In a matrimonial action in which the parties were divorced by judgment entered June 16, 2001, the defendant former husband appeals from an order of the Supreme Court, Kings County (Marks, J.), dated March 20, 2002, which, after a hearing, denied his motion to vacate the parties’ stipulation of settlement entered into in open court on March 15, 2001.
Ordered that the order is affirmed, with costs.

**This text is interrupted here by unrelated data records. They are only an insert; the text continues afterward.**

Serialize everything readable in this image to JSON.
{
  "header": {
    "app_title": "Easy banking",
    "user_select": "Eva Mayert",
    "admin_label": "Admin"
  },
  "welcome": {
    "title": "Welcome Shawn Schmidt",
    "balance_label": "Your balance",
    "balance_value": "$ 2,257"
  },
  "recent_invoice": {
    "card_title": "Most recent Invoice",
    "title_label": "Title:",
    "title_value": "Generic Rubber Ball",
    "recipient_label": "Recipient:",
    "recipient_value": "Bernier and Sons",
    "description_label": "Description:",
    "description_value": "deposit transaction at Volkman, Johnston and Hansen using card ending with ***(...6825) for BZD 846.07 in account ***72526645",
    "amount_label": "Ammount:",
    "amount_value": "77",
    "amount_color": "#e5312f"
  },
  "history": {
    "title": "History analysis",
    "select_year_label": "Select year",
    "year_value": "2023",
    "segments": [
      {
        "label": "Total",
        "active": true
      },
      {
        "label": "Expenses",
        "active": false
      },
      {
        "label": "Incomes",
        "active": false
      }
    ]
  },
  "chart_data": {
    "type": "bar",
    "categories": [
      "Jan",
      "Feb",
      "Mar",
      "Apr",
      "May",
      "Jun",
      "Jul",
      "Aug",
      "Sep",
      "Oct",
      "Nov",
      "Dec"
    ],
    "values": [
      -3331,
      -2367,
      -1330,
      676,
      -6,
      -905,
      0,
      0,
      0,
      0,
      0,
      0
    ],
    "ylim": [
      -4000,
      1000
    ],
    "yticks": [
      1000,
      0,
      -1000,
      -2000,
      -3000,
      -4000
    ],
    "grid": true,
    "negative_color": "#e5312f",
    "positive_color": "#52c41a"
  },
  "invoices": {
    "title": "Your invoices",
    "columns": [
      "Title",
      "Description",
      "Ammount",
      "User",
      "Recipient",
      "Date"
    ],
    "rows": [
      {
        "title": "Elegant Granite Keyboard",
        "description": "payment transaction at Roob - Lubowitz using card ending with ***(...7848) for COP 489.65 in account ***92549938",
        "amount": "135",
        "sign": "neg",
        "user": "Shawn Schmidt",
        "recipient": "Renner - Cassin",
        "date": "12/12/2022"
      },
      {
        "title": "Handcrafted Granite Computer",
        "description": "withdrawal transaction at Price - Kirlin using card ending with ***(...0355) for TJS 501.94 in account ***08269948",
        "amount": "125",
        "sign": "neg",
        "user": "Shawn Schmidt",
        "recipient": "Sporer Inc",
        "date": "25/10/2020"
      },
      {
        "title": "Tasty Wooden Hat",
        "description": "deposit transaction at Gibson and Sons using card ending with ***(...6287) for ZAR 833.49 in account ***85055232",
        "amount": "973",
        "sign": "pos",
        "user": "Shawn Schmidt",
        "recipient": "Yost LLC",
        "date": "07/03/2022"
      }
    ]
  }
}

It is well-settled that open-court stipulations of settlement are judicially favored, and will not be lightly set aside (see Hallock v State of New York, 64 NY2d 224, 230 [1984]; Matter of Galasso, 35 NY2d 319, 321 [1974]; Jablonski v Jablonski, 275 AD2d 692, 693 [2000]; Natole v Natole, 256 AD2d 558 [1998]). Only where there is cause sufficient to invalidate a contract will a party be relieved from the consequences of a stipulation made during litigation (see Hallock v State of New York, supra; Christian v Christian, 42 NY2d 63 [1977]; Matter of Frutiger, 29 NY2d 143, 149-150 [1971]; Jablonski v Jablonski, supra at 693). The defendant failed to establish that at the time of the stipulation of settlement he was suffering from a mental illness or defect which rendered him incapable of comprehending the nature of the transaction or making a rational judgment concerning the transaction, or that by reason of mental illness he was unable to control his conduct (see Ortelere v Teachers’ Retirement Bd. of City of N.Y., 25 NY2d 196, 202-205 [1969]; Matter of Lee, 294 AD2d 366 [2002]; Gala v Magarinos, 245 AD2d 336 [1997]; Matter of Waldron, 240 AD2d 507 [1997]; Smith v Comas, 173 AD2d 535 [1991]). Furthermore, the defendant’s conclusory allegations of duress and coercion are belied by the transcript of the stipulation of settlement (see *626Kane Constr. v Byrd, 284 AD2d 509 [2001]; Lefkowitz v Lefkowitz, 276 AD2d 598 [2000]; Sarai v Sarai, 267 AD2d 295 [1999]; Cavalli v Cavalli, 226 AD2d 666 [1996]). Accordingly, the Supreme Court properly denied the motion to vacate the stipulation of settlement. Florio, J.P., S. Miller, Goldstein and Adams, JJ., concur.